Yes it can, but I'd rather use this method mainly for two reasons: a) adding the m4 to the patch for every package that needs them (cups and netatalk are just two "proof of concept" to try it out, but other packages will follow in the future, as this fixes the -Wl,-z,now thing for macos and other operating systems) would probably mean adding a lot of redundant code that increases the size of the tree b) having the m4 in a centralized package allows to update it to work for new linkers/situations without having to update all the patch out there
You can put the patch on the mirrors if that is an issue. What I want to know is if this 'fixes' will be going upstream or not ...

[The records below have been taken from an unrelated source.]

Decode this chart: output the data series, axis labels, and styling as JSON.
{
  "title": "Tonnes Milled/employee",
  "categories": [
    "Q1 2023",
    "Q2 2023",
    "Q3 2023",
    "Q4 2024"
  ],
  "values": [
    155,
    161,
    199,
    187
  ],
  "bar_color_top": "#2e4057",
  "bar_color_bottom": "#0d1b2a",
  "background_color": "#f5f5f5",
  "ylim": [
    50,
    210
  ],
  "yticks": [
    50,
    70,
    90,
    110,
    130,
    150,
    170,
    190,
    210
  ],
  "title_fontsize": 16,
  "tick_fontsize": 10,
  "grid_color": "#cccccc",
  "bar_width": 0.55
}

Well then you increase the size of the tree instead of using a single repository :) And yes, the idea behind this kind of patching is that it can go upstream. Problem is, netatalk upstream seems deadish, and I'm not really sure about who should I try to contact for cups. In case they go upstream, it would be handy to continue using this package and removing the shipped .m4 to allow adding more supports just updating this package itself.
(In reply to comment #4) > Well then you increase the size of the tree instead of using a single > repository :) > Ok? > And yes, the idea behind this kind of patching is that it can go upstream. > Problem is, netatalk upstream seems deadish, and I'm not really sure about who > should I try to contact for cups. > > In case they go upstream, it would be handy to continue using this package and > removing the shipped .m4 to allow adding more supports just updating this > package itself. Do not really see the need for this, as you will only need the .m4 if you gonna autoreconf it, so upstream will ship it anyhow. And instead of you guys doing it per alt-arch, its once again starting to become the 99% of the rest of Gentoo's problem type thing.
(In reply to comment #5) > Do not really see the need for this, as you will only need the .m4 if you gonna > autoreconf it, so upstream will ship it anyhow. And instead of you guys doing > it per alt-arch, its once again starting to become the 99% of the rest of > Gentoo's problem type thing. The problem is that if we start using it just conditionally for gentoo-alt arches, we need two patches for every package, one that add -Wl,-z,now for Linux, and one that uses the m4 for gentoo-alt. And this doesn't seem too good for maintainers. Also, if something changes in the m4, using a single package the fix is trivial, while if we have to send the patch to every maintainer, we might require tenths of bugs and different maintainers to fix the same thing... It seems more practical, to me, spending a bit more time keywording/bumping the m4 package instead of having to resend the patches everytime..
upstream tends to not accept bind now flags in their packages why is m4 better than patching in say @BIND_NOW_FLAGS@ and then just running `sed -i -e "s:@BIND_NOW_FLAGS@:$(bindnow-flags):" Makefile.in`
Because the m4 is pushable upstream. Why you say that they usually refuse them?
experience
If you think that those patches should not go upstream, I'm fine with your solution and I can take down gentooalt-m4 entirely. Close this bug if you think so, and I'll act according.
I'll go with vapier's idea then, using patch + sed . The package is going away soon. Sorry arches for the noise.